Occasionally, harsh words are said, opinions are expressed and feelings are hurt. Gaping crevices in relationships can be formed where there was once at least a bridge. Sometimes, brother and sisterly love gets a healthy road test.

When our own children can’t see eye to eye on a particular issue or problem that can’t be resolved, my wife and I tell them the best piece of advice we can give: “accept it and move on.” I admit freely some of that comes from the fact that we’re not necessarily interested in justice. We want quiet. Still, we know they’ll have times where they won’t see eye to eye.

And that’s okay. Accept it and move on.

That was how Dad operated, although he never verbalized those words to me. Instead, he preferred to let his actions do the talking.
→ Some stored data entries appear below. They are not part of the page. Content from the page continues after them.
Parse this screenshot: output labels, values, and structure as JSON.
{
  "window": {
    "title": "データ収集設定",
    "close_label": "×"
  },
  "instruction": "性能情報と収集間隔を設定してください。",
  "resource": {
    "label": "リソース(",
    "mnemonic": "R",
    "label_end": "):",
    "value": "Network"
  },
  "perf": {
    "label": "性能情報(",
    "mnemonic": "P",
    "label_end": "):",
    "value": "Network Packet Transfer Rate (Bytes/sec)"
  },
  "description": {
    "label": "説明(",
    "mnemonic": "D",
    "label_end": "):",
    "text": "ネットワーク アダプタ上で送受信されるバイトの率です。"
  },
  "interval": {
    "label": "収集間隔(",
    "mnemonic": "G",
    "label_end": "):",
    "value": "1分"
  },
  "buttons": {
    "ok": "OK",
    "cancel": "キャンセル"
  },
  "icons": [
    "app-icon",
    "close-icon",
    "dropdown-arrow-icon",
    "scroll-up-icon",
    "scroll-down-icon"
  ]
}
Long winded lessons on family unity was never his style. He might of given you a look or asked you some leading questions, but that was about all. It was up to you to figure out the takeaway.

In fairness to him, he could’ve said a million words that were laced and dripping with fatherly guidance when I needed it, but I wouldn’t have heard a thing. Maybe he did, but I was far too busy tending to my own needs and not tuning in. That’s pretty common with a lot of families, as parents are not viewed as the “keepers of the knowledge base” by their own children.

I can’t say I have an endless list of things my Dad taught me. He had his flaws and shortcomings like every other human being that walks this Earth. What did transfer is perfectly embodied in this quote I found on the internet:

“No family is perfect. We argue. We fight. We even stop talking to each other at times, but in the end, family is family. The love will always be there.”

I will admit…it’s corny, but it’s accurate to my particular brood, and largely subscribes to my Dad’s belief about how the family should function. It’s the same logic my wife and I use on our own children, and surely in respect to our own relationship. It also extends to how I operate as a manager, leader and facilitator. That’s where the best material comes from, after all.

And if that helps me to be a better husband, father, and brother….well…then I guess Dad gave me a better life jacket then I expected.